I create an index like this:
curl --location --request PUT 'http://127.0.0.1:9200/test/' \
--header 'Content-Type: application/json' \
--data-raw '{
"settings" : {
"number_of_shards" : 1
},
"mappings" : {
"properties" : {
"word" : { "type" : "text" }
}
}
}'
when I create a document:
curl --location --request POST 'http://127.0.0.1:9200/test/_doc/' \
--header 'Content-Type: application/json' \
--data-raw '{ "word":"organic" }'
And finally, search with an intentionally misspelled word:
curl --location --request POST 'http://127.0.0.1:9200/test/_search' \
--header 'Content-Type: application/json' \
--data-raw '{
"suggest": {
"001" : {
"text" : "rganic",
"term" : {
"field" : "word"
}
}
}
}'
The word 'organic' lost the first letter - ES never gives suggestion options for such a mispell (works absolutely fine for any other misspells - 'orgnic', 'oragnc' and 'organi'). What am I missing?
This is happening because of the prefix_length
parameter: https://www.elastic.co/guide/en/elasticsearch/reference/current/search-suggesters.html . It defaults to 1, i.e. at least 1 letter from the beginning of the term has to match. You can set prefix_length
to 0 but this will have performance implications. Only your hardware, your setup and your dataset can show you exactly what those will be in practice in your case, i.e. try it :). However, be careful - Elasticsearch and Lucene devs set the default to 1 for a reason.
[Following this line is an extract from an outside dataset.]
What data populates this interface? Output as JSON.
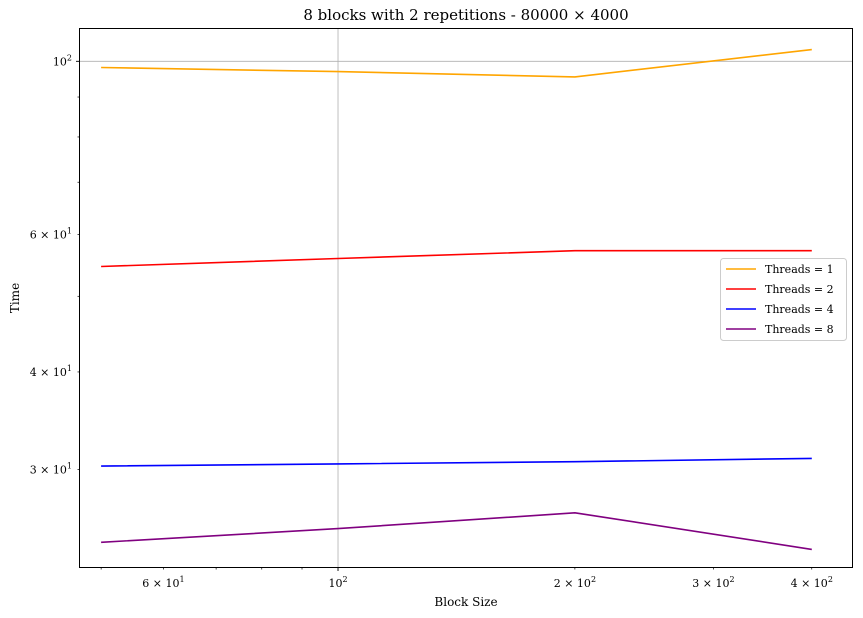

Here's a query which for me returns the suggestion result you're after on Elasticsearch 7.4.0 after I perform your setup steps.
curl --location --request POST 'http://127.0.0.1:9200/test/_search' \
--header 'Content-Type: application/json' \
--data-raw '{
"suggest": {
"001" : {
"text" : "rganic",
"term" : {
"field" : "word",
"prefix_length": 0
}
}
}
}'